The Federal Science DataHub offers multiple ways to use database functionality. This guide will compare the use of a PostgreSQL database on FSDH with the database features provided by Azure Databricks.

Introduction

When it comes to hosting a database with FSDH, there are multiple options available. One popular choice is using PostgreSQL, while another option is leveraging the database features provided by Azure Databricks. In this comparison, we will explore the key differences and benefits of each approach.

PostgreSQL

PostgreSQL is a fully managed database service that allows you to deploy PostgreSQL databases in the cloud. It provides high availability, automatic backups, and integration with other services. Some of the key features of PostgreSQL include:

  • Easy deployment of PostgreSQL databases
  • Built-in high availability and automatic backups
  • Support for advanced PostgreSQL features such as JSONB, full-text search, and spatial data types
  • Seamless integration with other services like web apps or APIs

Azure Databricks Database Features (Hive)

Azure Databricks is an analytics platform that combines Apache Spark with a collaborative environment for data science and machine learning. While it is primarily known for its big data processing capabilities, Azure Databricks also provides powerful database features. Some of the key database features offered by Azure Databricks include:

  • Delta Lake: A transactional storage layer that provides ACID transactions, schema enforcement, and data versioning for data lakes.
  • Delta Engine: A high-performance query engine optimized for Delta Lake, enabling fast and scalable SQL queries on large datasets.
  • Delta Live Tables: A real-time change data capture (CDC) feature that allows you to capture and process real-time data changes from various sources.
  • Data Lakehouse Architecture: Azure Databricks promotes a unified architecture that combines the best of data lakes and data warehouses, enabling efficient data storage, processing, and analytics.

Databricks leverages the standard Apache Hive (opens new window) project which enables to leverage standard storage and query data using SQL. The underlying model is quite different from a traditional database.

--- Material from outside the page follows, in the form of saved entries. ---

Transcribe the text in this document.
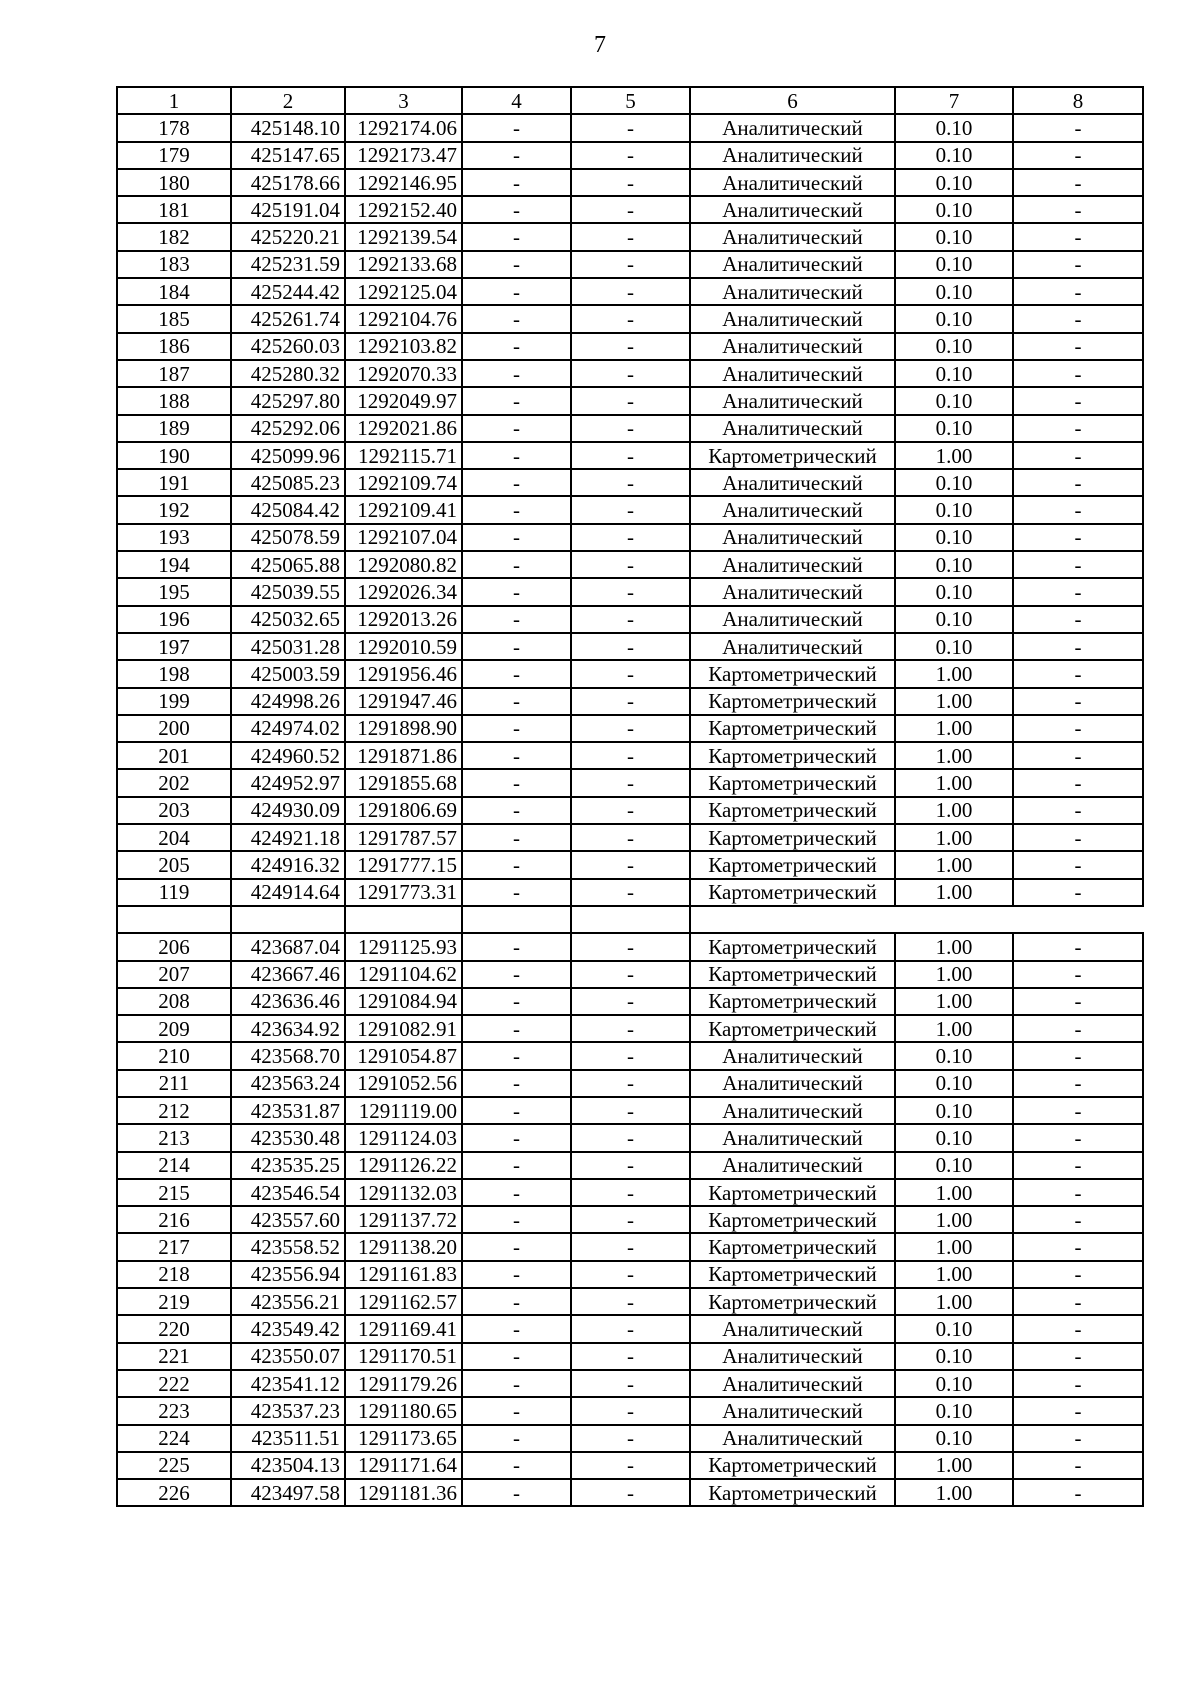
7
1	2	3	4	5	6	7	8
178	425148.10	1292174.06	-	-	Аналитический	0.10	-
179	425147.65	1292173.47	-	-	Аналитический	0.10	-
180	425178.66	1292146.95	-	-	Аналитический	0.10	-
181	425191.04	1292152.40	-	-	Аналитический	0.10	-
182	425220.21	1292139.54	-	-	Аналитический	0.10	-
183	425231.59	1292133.68	-	-	Аналитический	0.10	-
184	425244.42	1292125.04	-	-	Аналитический	0.10	-
185	425261.74	1292104.76	-	-	Аналитический	0.10	-
186	425260.03	1292103.82	-	-	Аналитический	0.10	-
187	425280.32	1292070.33	-	-	Аналитический	0.10	-
188	425297.80	1292049.97	-	-	Аналитический	0.10	-
189	425292.06	1292021.86	-	-	Аналитический	0.10	-
190	425099.96	1292115.71	-	-	Картометрический	1.00	-
191	425085.23	1292109.74	-	-	Аналитический	0.10	-
192	425084.42	1292109.41	-	-	Аналитический	0.10	-
193	425078.59	1292107.04	-	-	Аналитический	0.10	-
194	425065.88	1292080.82	-	-	Аналитический	0.10	-
195	425039.55	1292026.34	-	-	Аналитический	0.10	-
196	425032.65	1292013.26	-	-	Аналитический	0.10	-
197	425031.28	1292010.59	-	-	Аналитический	0.10	-
198	425003.59	1291956.46	-	-	Картометрический	1.00	-
199	424998.26	1291947.46	-	-	Картометрический	1.00	-
200	424974.02	1291898.90	-	-	Картометрический	1.00	-
201	424960.52	1291871.86	-	-	Картометрический	1.00	-
202	424952.97	1291855.68	-	-	Картометрический	1.00	-
203	424930.09	1291806.69	-	-	Картометрический	1.00	-
204	424921.18	1291787.57	-	-	Картометрический	1.00	-
205	424916.32	1291777.15	-	-	Картометрический	1.00	-
119	424914.64	1291773.31	-	-	Картометрический	1.00	-

206	423687.04	1291125.93	-	-	Картометрический	1.00	-
207	423667.46	1291104.62	-	-	Картометрический	1.00	-
208	423636.46	1291084.94	-	-	Картометрический	1.00	-
209	423634.92	1291082.91	-	-	Картометрический	1.00	-
210	423568.70	1291054.87	-	-	Аналитический	0.10	-
211	423563.24	1291052.56	-	-	Аналитический	0.10	-
212	423531.87	1291119.00	-	-	Аналитический	0.10	-
213	423530.48	1291124.03	-	-	Аналитический	0.10	-
214	423535.25	1291126.22	-	-	Аналитический	0.10	-
215	423546.54	1291132.03	-	-	Картометрический	1.00	-
216	423557.60	1291137.72	-	-	Картометрический	1.00	-
217	423558.52	1291138.20	-	-	Картометрический	1.00	-
218	423556.94	1291161.83	-	-	Картометрический	1.00	-
219	423556.21	1291162.57	-	-	Картометрический	1.00	-
220	423549.42	1291169.41	-	-	Аналитический	0.10	-
221	423550.07	1291170.51	-	-	Аналитический	0.10	-
222	423541.12	1291179.26	-	-	Аналитический	0.10	-
223	423537.23	1291180.65	-	-	Аналитический	0.10	-
224	423511.51	1291173.65	-	-	Аналитический	0.10	-
225	423504.13	1291171.64	-	-	Картометрический	1.00	-
226	423497.58	1291181.36	-	-	Картометрический	1.00	-
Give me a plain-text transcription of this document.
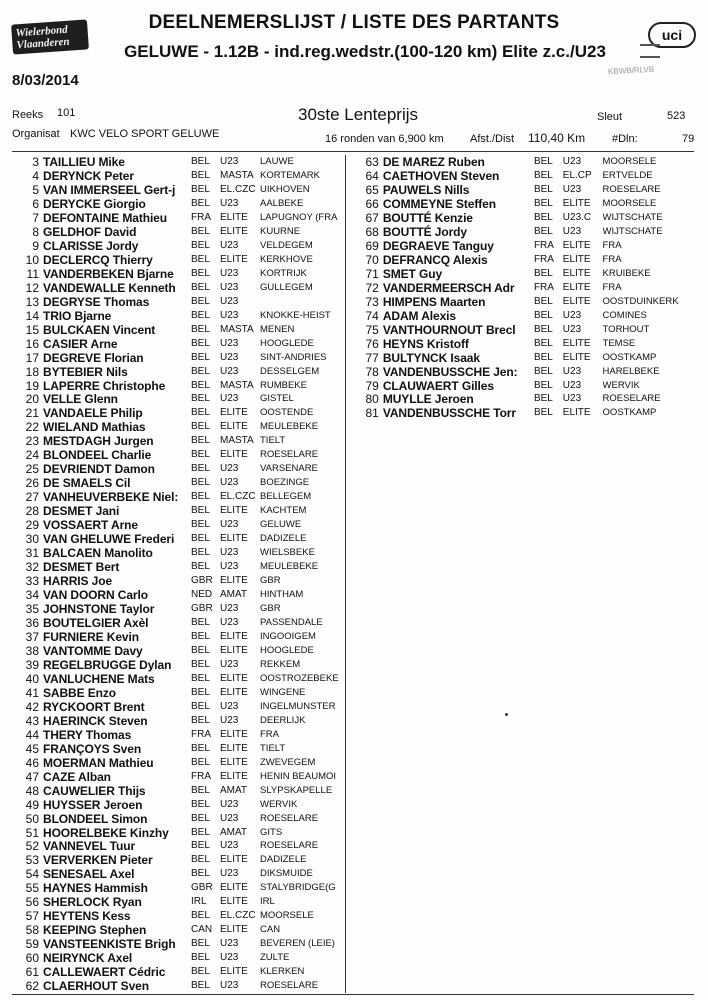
Wielerbond Vlaanderen
DEELNEMERSLIJST / LISTE DES PARTANTS
GELUWE - 1.12B - ind.reg.wedstr.(100-120 km) Elite z.c./U23
uci
8/03/2014
KBWB/RLVB
Reeks 101	30ste Lenteprijs	Sleut	523
Organisat KWC VELO SPORT GELUWE	16 ronden van 6,900 km Afst./Dist 110,40 Km #Dln:	79
3 TAILLIEU Mike	BEL	U23	LAUWE
4 DERYNCK Peter	BEL	MASTA KORTEMARK
5 VAN IMMERSEEL Gert-j	BEL	EL.CZC UIKHOVEN
6 DERYCKE Giorgio	BEL	U23	AALBEKE
7 DEFONTAINE Mathieu	FRA ELITE	LAPUGNOY (FRA
8 GELDHOF David	BEL	ELITE	KUURNE
9 CLARISSE Jordy	BEL	U23	VELDEGEM
10 DECLERCQ Thierry	BEL	ELITE	KERKHOVE
11 VANDERBEKEN Bjarne	BEL	U23	KORTRIJK
12 VANDEWALLE Kenneth	BEL	U23	GULLEGEM
13 DEGRYSE Thomas	BEL	U23
14 TRIO Bjarne	BEL	U23	KNOKKE-HEIST
15 BULCKAEN Vincent	BEL	MASTA MENEN
16 CASIER Arne	BEL	U23	HOOGLEDE
17 DEGREVE Florian	BEL	U23	SINT-ANDRIES
18 BYTEBIER Nils	BEL	U23	DESSELGEM
19 LAPERRE Christophe	BEL	MASTA RUMBEKE
20 VELLE Glenn	BEL	U23	GISTEL
21 VANDAELE Philip	BEL	ELITE	OOSTENDE
22 WIELAND Mathias	BEL	ELITE	MEULEBEKE
23 MESTDAGH Jurgen	BEL	MASTA TIELT
24 BLONDEEL Charlie	BEL	ELITE	ROESELARE
25 DEVRIENDT Damon	BEL	U23	VARSENARE
26 DE SMAELS Cil	BEL	U23	BOEZINGE
27 VANHEUVERBEKE Niel:	BEL	EL.CZC BELLEGEM
28 DESMET Jani	BEL	ELITE	KACHTEM
29 VOSSAERT Arne	BEL	U23	GELUWE
30 VAN GHELUWE Frederi	BEL	ELITE	DADIZELE
31 BALCAEN Manolito	BEL	U23	WIELSBEKE
32 DESMET Bert	BEL	U23	MEULEBEKE
33 HARRIS Joe	GBR ELITE	GBR
34 VAN DOORN Carlo	NED AMAT	HINTHAM
35 JOHNSTONE Taylor	GBR U23	GBR
36 BOUTELGIER Axèl	BEL	U23	PASSENDALE
37 FURNIERE Kevin	BEL	ELITE	INGOOIGEM
38 VANTOMME Davy	BEL	ELITE	HOOGLEDE
39 REGELBRUGGE Dylan	BEL	U23	REKKEM
40 VANLUCHENE Mats	BEL	ELITE	OOSTROZEBEKE
41 SABBE Enzo	BEL	ELITE	WINGENE
42 RYCKOORT Brent	BEL	U23	INGELMUNSTER
43 HAERINCK Steven	BEL	U23	DEERLIJK
44 THERY Thomas	FRA ELITE	FRA
45 FRANÇOYS Sven	BEL	ELITE	TIELT
46 MOERMAN Mathieu	BEL	ELITE	ZWEVEGEM
47 CAZE Alban	FRA ELITE	HENIN BEAUMOI
48 CAUWELIER Thijs	BEL	AMAT	SLYPSKAPELLE
49 HUYSSER Jeroen	BEL	U23	WERVIK
50 BLONDEEL Simon	BEL	U23	ROESELARE
51 HOORELBEKE Kinzhy	BEL	AMAT	GITS
52 VANNEVEL Tuur	BEL	U23	ROESELARE
53 VERVERKEN Pieter	BEL	ELITE	DADIZELE
54 SENESAEL Axel	BEL	U23	DIKSMUIDE
55 HAYNES Hammish	GBR ELITE	STALYBRIDGE(G
56 SHERLOCK Ryan	IRL	ELITE	IRL
57 HEYTENS Kess	BEL	EL.CZC MOORSELE
58 KEEPING Stephen	CAN ELITE	CAN
59 VANSTEENKISTE Brigh	BEL	U23	BEVEREN (LEIE)
60 NEIRYNCK Axel	BEL	U23	ZULTE
61 CALLEWAERT Cédric	BEL	ELITE	KLERKEN
62 CLAERHOUT Sven	BEL	U23	ROESELARE
63 DE MAREZ Ruben	BEL U23	MOORSELE
64 CAETHOVEN Steven	BEL EL.CP	ERTVELDE
65 PAUWELS Nills	BEL U23	ROESELARE
66 COMMEYNE Steffen	BEL ELITE	MOORSELE
67 BOUTTÉ Kenzie	BEL U23.C	WIJTSCHATE
68 BOUTTÉ Jordy	BEL U23	WIJTSCHATE
69 DEGRAEVE Tanguy	FRA ELITE	FRA
70 DEFRANCQ Alexis	FRA ELITE	FRA
71 SMET Guy	BEL ELITE	KRUIBEKE
72 VANDERMEERSCH Adr	FRA ELITE	FRA
73 HIMPENS Maarten	BEL ELITE	OOSTDUINKERK
74 ADAM Alexis	BEL U23	COMINES
75 VANTHOURNOUT Brecl	BEL U23	TORHOUT
76 HEYNS Kristoff	BEL ELITE	TEMSE
77 BULTYNCK Isaak	BEL ELITE	OOSTKAMP
78 VANDENBUSSCHE Jen:	BEL U23	HARELBEKE
79 CLAUWAERT Gilles	BEL U23	WERVIK
80 MUYLLE Jeroen	BEL U23	ROESELARE
81 VANDENBUSSCHE Torr	BEL ELITE	OOSTKAMP
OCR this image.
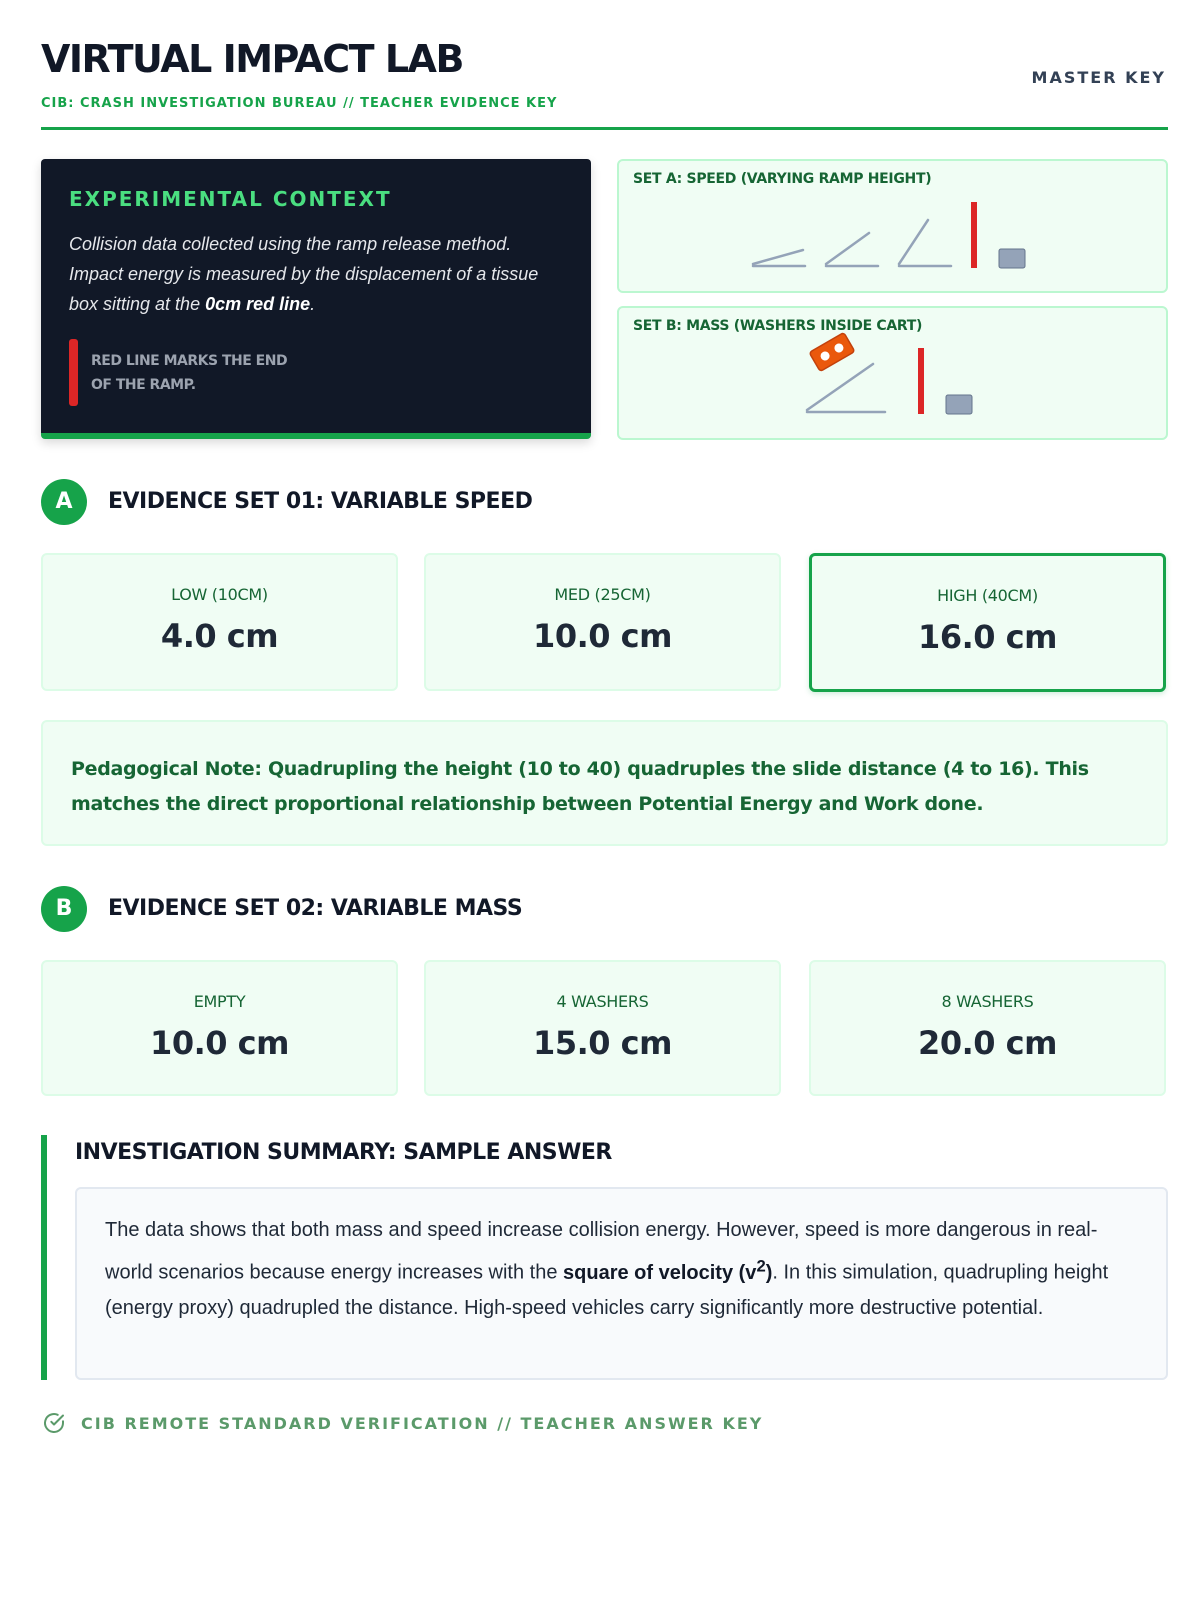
VIRTUAL IMPACT LAB
CIB: CRASH INVESTIGATION BUREAU // TEACHER EVIDENCE KEY
MASTER KEY
EXPERIMENTAL CONTEXT
Collision data collected using the ramp release method. Impact energy is measured by the displacement of a tissue box sitting at the 0cm red line.
RED LINE MARKS THE END OF THE RAMP.
SET A: SPEED (VARYING RAMP HEIGHT)
SET B: MASS (WASHERS INSIDE CART)
A	EVIDENCE SET 01: VARIABLE SPEED
LOW (10CM)
4.0 cm
MED (25CM)
10.0 cm
HIGH (40CM)
16.0 cm
Pedagogical Note: Quadrupling the height (10 to 40) quadruples the slide distance (4 to 16). This matches the direct proportional relationship between Potential Energy and Work done.
B	EVIDENCE SET 02: VARIABLE MASS
EMPTY
10.0 cm
4 WASHERS
15.0 cm
8 WASHERS
20.0 cm
INVESTIGATION SUMMARY: SAMPLE ANSWER
The data shows that both mass and speed increase collision energy. However, speed is more dangerous in real-world scenarios because energy increases with the square of velocity $(v^2)$. In this simulation, quadrupling height (energy proxy) quadrupled the distance. High-speed vehicles carry significantly more destructive potential.
CIB REMOTE STANDARD VERIFICATION // TEACHER ANSWER KEY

  • Databricks SQL requires the cluster to be enabled to run SQL queries
  • Large datasets can be easily accomodated by simply scaling the cluster size
  • There is only storage costs for data that is not used
  • Large datasets are cost efficient because standard Azure storage is used.

Comparison

This chart outlines the key differences between PostgreSQL and Azure Databricks Database Features:

Feature PostgreSQL Azure Databricks Database Features (Hive Tables)
Database Model Traditional Relational Database Unified data analytics platform based on Lakehouse architecture
Primary Use Case General-purpose database. Web app / API integration. Complex SQL queries. Big data analytics and real-time processing. Machine Learning. Collaborative data exploration.
Schema Strict traditional SQL Schema Flexible and auto-schema management
Performance Good for OLTP workloads. Optimized for big data processing.
Scalability Limited scaling in current setup Horizontal scaling with Delta Engine.
Integration Seamless integration with web apps and APIs. Integration with big data processing and machine learning workflows.

PostgreSQL

  • Web Application
  • Interactive Form
  • API integration
  • Connection to existing application

Databricks SQL Hive Tables

  • Databricks Dashboards
  • Science experiment data
  • Evolving data that requires flexible schemas
  • ETL pipeline intermediary data

Costing Difference

On-Demand Databricks

  • Databricks costing is pay for what you use aka it depends on the cluster size and how long the cluster has been running
  • With light usage, it is possible to keep databricks under $100 in a month and that includes Hive tables
  • It is recommended to perform some small experiments and monitor the costs to precisely estimate the cost

PostgreSQL Cost

  • PostgreSQL in FSDH uses the Azure Flexible Server (opens new window) model which is also based on consumption (burstable model)
  • With very light usage, it costs about $30/month
  • It is recommended to perform experiments as well and monitor the cost to determine more precisely the cost for a specific application

Connectivity

Feature PostgreSQL Azure Databricks Database Features
Connect from Web Application X Not possible
Connect from Power BI X X
Connect from Tableau X X
Connect from Python X Possible but requires cluster to be on

Conclusion

In conclusion, PostgreSQL and Azure Databricks Database Features offer different strengths and use cases. PostgreSQL is well-suited for general-purpose database workloads, web app integration, and complex SQL queries. On the other hand, Azure Databricks database features are optimized for big data analytics, real-time processing, and collaborative data exploration. Depending on your specific use case and requirements, you can choose the database solution that best fits your needs.